Under the Board’s longstanding test for joint-employer status, employers had been deemed responsible only if they had direct control over working conditions. However the old standard is “increasingly out of step with changing economic circumstances, particularly the recent dramatic growth in contingent employment relationships,” the Board ruled. As a result, the Board frequently found no joint employer relationship where the contracting company exerted limited and routine control.
The Board split along partisan lines, rejecting the test that had been in place for 30 years, and instead instituted a broader, less predictable standard. The new standard increases the likelihood of a joint-employer finding, making contracting companies liable for labor law violations committed by third party contractors. Additionally, those companies could now be forced to negotiate wages and benefits with their workers.

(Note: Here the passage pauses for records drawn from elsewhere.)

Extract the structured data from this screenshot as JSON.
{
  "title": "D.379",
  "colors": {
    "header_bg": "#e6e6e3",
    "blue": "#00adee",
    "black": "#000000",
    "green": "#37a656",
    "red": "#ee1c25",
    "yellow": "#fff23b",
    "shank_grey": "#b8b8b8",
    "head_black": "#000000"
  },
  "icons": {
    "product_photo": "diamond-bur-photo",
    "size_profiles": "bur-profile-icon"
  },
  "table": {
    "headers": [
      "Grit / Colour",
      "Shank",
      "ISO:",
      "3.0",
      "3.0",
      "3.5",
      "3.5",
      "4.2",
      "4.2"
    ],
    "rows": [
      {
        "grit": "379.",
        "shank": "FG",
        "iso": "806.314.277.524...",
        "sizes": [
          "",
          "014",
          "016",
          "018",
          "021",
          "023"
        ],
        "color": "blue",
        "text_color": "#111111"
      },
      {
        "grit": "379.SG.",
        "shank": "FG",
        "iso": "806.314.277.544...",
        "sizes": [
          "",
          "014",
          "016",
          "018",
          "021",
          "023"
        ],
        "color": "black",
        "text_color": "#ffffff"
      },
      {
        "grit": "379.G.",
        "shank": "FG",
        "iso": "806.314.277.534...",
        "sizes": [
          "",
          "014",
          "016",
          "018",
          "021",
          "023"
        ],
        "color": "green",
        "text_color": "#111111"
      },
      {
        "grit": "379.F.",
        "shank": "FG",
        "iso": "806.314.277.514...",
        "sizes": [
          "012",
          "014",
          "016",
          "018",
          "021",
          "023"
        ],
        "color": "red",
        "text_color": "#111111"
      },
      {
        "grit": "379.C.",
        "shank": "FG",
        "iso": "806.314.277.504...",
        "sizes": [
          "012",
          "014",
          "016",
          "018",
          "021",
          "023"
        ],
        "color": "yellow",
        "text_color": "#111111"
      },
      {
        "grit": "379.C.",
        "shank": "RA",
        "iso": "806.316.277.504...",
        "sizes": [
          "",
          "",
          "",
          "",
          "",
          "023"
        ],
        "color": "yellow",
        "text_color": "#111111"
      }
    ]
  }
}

Applying the new standard, the Board found that Browning-Ferris was the joint-employer of a group of housekeepers and other workers assigned to work at its facility by a staffing agency, even though Browning-Ferris never actually exercised its authority to control the terms and conditions of the workers’ employment. The Board found a number of facts to be determinative, including:
- the contract between Browning-Ferris and its staffing agency required the staffing agency to staff only employees who met Browning-Ferris’s standard selection procedures and tests;
- the contract retained for Browning-Ferris the right to reject any worker;
- Browning-Ferris’ supervisors controlled the pace of work by setting production standards and providing directions to the staffing agency’s managers;
- the contract prevents the staffing agency from paying its employees more than what Browning-Ferris employees made performing comparable work; and
- Browning-Ferris specifies the number of workers that it requires, the timing of shifts and the necessity of overtime work.

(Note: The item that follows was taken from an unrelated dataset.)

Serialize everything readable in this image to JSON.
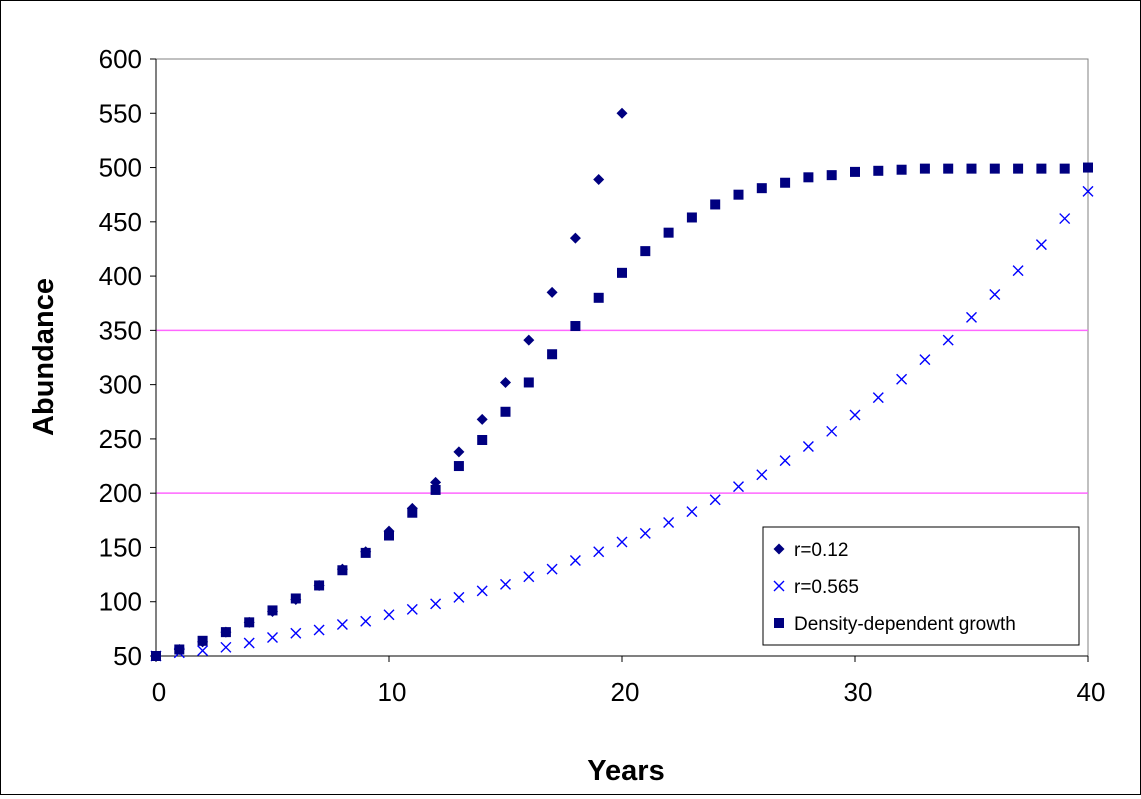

Thus, even though Browning-Ferris did not directly dictate the bargaining unit employees’ terms and conditions of employment, the Board nevertheless found joint-employer status because Browning-Ferris indirectly “codetermined” the wages, hours and other conditions of employment for those employees.
According to Western Growers Vice President and General Counsel Jason Resnick, while the decision has no direct impact on laws over which the NLRB does not have jurisdiction, the decision may have ramifications for both unionized and non-unionized employers.

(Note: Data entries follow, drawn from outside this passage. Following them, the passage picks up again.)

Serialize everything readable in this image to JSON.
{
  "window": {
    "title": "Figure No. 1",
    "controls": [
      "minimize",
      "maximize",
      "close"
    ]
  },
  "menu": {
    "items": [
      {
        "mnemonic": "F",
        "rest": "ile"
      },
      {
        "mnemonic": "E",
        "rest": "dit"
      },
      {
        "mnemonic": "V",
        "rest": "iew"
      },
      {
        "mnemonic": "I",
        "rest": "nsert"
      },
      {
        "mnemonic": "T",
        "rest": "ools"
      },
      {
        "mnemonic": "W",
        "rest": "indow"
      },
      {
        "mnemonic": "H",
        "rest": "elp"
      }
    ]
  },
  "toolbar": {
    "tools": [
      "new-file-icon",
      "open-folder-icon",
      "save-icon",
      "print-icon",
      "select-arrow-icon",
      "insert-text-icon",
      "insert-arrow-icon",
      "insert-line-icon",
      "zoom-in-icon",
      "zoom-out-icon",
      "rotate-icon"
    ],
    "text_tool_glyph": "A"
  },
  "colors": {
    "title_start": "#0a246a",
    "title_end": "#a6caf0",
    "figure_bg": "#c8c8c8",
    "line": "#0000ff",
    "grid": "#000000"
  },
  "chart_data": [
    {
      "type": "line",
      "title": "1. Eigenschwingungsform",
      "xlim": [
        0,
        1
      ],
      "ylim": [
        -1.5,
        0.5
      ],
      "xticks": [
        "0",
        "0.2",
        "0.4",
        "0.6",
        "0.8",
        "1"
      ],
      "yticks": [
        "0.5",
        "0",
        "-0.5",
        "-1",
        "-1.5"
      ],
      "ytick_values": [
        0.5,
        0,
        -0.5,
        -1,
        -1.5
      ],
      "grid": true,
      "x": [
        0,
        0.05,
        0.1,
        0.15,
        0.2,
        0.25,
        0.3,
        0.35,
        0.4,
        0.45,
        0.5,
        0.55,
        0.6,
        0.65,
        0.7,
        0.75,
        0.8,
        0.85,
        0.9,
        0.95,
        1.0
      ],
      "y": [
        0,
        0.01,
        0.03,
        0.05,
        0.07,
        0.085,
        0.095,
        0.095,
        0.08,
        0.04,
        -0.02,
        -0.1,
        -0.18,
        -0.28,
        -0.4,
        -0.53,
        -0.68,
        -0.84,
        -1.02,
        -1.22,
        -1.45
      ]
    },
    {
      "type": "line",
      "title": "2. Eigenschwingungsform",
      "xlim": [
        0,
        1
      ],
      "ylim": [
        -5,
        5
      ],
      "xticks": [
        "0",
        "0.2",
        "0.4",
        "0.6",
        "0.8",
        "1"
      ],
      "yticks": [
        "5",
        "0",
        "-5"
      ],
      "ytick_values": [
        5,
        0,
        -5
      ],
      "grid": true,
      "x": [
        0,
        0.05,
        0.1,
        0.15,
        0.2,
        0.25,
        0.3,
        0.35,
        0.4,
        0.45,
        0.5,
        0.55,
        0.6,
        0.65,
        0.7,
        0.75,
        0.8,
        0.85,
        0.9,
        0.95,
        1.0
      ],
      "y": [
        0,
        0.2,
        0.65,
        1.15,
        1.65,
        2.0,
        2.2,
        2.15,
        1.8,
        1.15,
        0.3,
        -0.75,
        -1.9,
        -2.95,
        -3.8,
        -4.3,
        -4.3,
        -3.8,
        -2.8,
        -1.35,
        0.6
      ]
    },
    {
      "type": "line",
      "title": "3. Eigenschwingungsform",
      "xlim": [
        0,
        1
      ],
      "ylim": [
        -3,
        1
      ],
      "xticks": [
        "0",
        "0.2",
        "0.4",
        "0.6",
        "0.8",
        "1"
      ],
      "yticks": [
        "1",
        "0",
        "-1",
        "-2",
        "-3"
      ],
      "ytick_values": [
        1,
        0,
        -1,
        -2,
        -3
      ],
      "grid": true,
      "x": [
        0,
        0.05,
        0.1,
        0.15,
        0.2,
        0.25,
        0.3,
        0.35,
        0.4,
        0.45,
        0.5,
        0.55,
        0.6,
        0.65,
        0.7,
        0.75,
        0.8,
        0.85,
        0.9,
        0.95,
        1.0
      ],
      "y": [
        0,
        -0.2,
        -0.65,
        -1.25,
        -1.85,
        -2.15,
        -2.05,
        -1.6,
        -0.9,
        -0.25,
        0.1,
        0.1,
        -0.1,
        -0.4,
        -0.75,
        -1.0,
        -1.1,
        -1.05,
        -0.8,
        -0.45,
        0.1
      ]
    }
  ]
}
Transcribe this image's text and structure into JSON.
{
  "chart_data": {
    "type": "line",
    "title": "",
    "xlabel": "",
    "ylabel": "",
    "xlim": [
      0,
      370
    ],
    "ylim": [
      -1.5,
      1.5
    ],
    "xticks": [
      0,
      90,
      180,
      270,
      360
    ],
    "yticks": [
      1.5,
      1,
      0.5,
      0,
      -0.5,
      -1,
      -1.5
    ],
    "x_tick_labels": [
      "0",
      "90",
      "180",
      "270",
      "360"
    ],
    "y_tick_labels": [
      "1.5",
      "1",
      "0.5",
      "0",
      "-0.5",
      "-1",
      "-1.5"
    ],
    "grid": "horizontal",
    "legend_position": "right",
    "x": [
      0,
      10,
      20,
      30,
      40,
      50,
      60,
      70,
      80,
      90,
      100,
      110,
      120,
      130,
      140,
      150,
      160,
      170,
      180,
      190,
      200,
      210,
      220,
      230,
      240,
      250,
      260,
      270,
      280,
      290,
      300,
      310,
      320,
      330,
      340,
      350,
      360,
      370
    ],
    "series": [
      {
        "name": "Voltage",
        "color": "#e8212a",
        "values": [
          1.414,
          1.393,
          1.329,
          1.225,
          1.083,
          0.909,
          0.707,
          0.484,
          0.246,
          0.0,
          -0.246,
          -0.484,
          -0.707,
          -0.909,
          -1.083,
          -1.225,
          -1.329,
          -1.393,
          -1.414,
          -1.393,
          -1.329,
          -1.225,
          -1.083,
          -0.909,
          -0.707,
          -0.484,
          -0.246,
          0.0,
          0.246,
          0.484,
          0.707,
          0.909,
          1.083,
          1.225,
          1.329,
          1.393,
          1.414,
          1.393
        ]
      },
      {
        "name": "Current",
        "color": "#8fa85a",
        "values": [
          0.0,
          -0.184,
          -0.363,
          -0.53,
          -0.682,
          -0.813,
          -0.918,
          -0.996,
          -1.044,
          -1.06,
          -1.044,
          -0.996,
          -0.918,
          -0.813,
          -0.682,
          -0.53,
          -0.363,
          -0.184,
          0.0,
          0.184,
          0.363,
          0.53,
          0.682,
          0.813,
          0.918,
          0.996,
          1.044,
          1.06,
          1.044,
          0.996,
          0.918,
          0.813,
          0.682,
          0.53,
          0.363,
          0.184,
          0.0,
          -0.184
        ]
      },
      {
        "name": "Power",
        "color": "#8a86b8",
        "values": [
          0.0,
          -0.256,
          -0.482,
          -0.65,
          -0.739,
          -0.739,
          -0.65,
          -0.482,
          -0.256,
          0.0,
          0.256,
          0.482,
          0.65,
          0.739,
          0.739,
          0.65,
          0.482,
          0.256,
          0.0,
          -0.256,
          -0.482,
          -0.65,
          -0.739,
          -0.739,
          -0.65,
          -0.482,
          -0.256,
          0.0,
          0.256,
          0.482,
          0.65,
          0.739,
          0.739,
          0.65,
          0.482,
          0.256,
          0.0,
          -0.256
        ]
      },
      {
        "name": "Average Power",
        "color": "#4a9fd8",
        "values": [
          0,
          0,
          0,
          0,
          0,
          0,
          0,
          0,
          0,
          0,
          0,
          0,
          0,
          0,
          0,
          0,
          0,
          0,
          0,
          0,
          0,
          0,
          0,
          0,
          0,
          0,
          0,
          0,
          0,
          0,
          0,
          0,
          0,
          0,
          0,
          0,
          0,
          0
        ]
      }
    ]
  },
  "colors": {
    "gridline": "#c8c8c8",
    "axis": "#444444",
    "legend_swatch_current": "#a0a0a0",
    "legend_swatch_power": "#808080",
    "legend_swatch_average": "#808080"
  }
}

“Browning-Ferris dramatically expands the scope and circumstances upon which a company using staffing agencies can be found liable as joint-employers,” Resnick said. “The new standard is likely to have significance beyond traditional labor law. For example, it would not be surprising if the Department of Labor seizes upon the NLRB’s expanded view of joint employer and begins filing wage and hour claims against companies that use labor contractors and staffing agencies.” Resnick said.
Resnick recommends that companies using third party labor firms to supplement their own staffing needs, including many packinghouse and processing facilities, to examine those contractual relationships and consult with employment law counsel to assess what changes may be made to those agreements to reduce the risk of joint employer liability under the NLRB’s expanded definition.